Dewey Defeats Truman – again!

The US Presidential race in 1948 was apparently decided when the Chicago Tribune decided to publish their now infamous headline “Dewey Defeats Truman” (Wikipedia link). As it happened, Truman had defeated Dewey in an upset victory. The rather embarrassing mistake was a combination of an early press deadline, early polls and depending upon someone who had been reliable in their predictions previously. What was worse was that the early editions had predicted a significant reversed result, with a sweeping victory for Dewey. Even as other results came in indicating that this wasn’t so, the paper stuck to the headline, while watering down the story.

Ultimately, roughly 150,000 papers were printed that were, effectively, utter and total nonsense.

Because he’s a President, I doubt that Truman actually used the phrase “neener, neener”. (Associated Press, photo by Byron Rollins, via Wikipedia)

This is a famous story in media reporting and, in many ways, it gives us a pretty simple lesson: Don’t Run The Story Until You Have the Facts. Which brings me to the reporting on the US Supreme Court regarding the constitutionality of the controversial health care bill.

Students have to understand how knowledge is constructed, if they are to assist in their own development, and the construction of what is accepted to be fact is strongly influenced by the media, both traditional and new. We’ve moved to a highly dynamic form of media that can have a direct influence on events as they unfold. Forty years ago, you’d read about an earthquake that killed hundreds. Today, dynamic reporting of earthquakes on social media save lives because people can actually get out of the way or get help to people faster.

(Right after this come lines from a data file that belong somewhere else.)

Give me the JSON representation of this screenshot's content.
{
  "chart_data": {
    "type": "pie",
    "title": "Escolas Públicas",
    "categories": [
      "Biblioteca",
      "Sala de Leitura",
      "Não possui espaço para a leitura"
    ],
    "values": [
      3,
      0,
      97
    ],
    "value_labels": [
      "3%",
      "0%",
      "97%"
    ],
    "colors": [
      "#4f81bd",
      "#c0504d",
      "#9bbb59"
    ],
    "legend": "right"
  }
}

I’m a great fan of watching new media reporting, because the way that it is reported is so fluid and dynamic. An earthquake happens somewhere and the twitter reporting of it shows up as a corresponding twitter quake. People then react and spread the news, editing starts to happen and, boom, you have an emergent news feed built by hundreds of thousands of people. However, traditional media, which has a higher level of information access and paid staff to support, does not necessarily work the same way. Trad media builds stories on facts, produces them, has time to edit, commits them to press or air and has a well-paid set of information providers and presenters to make it all happen. (Yes, I know there are degrees in here and there are ‘Indy’ trad media groups, but I think you get my point.)

It was very interesting, therefore, to see a number of trad news sources get the decision on the health care bill completely and utterly wrong. When the court’s decision was being read out, an event that I watched through many eyes as I was monitoring feed and reaction to feed, CNN threw up a headline, before the decision had been announced saying that the bill had been defeated.

And FOX news reported the same thing.

Only one problem. It wasn’t true.

As this fact became apparent, first of all, the main stories changed, then the feeds published from the main stories changed and then, because nobody had printed a paper yet, some of the more egregious errors disappeared from web sites and feeds – never to be seen again.

Oh wait, the Internet is Forever, so those ‘disappeared’ feeds had already been copied, pictured and cached.

Now, because of the way that the presenting Justice was actually speaking, you could be forgiven for thinking that he was about to say that the bill had been defeated. Except for the fact that there were no actual print deadlines in play here – what tripped up CNN and FOX appears to have been their desire to report a certain type of story first. In the case of FOX, had the bill been defeated, it’s not hard to imagine them actually ringing up President Obama to say “neener, neener”. (FOX news is not the President, so is not held to the same standards of decorum.)

The final comment on this story, and which should tell you volumes about traditional news gathering mechanisms in the 21st century, is that there was an error in a twitter/blog feed reporting on the decision which made an erroneous claim about the tax liability of citizens who wished to opt out of the program. So, just to be clear, we’re talking about a non-fact-checked social media side feed and there’s a mistake in it. Which then a very large number of traditional news sources presented as fact, because it appears that a large amount of their expensive resource gathering and fact checking amounts to “Get Brad and Janet to check out what’s happening on Twitter”. They they all had to fix and edit (AGAIN) once they discovered that they had effectively reported an error made by someone sitting in the room, typing onto a social media feed, as if it had gone through any kind of informational hygiene process.

Here are my final thoughts. As an experiment, for about a week, read Fark, Metafilter and The Register. Then see how many days it is before the same stories show up on your television, radio and print news. See how much change the stories have gone through, if any. Then look for stories that go the other way around. You may find it interesting when you work out which sources you trust as authorities, especially those that appear more trustworthy because they are traditional.

(Note: Apologies for the delay in posting. As part of my new work routine, I rearranged some time and I realised that posting 6 hours late wouldn’t hurt anyone.)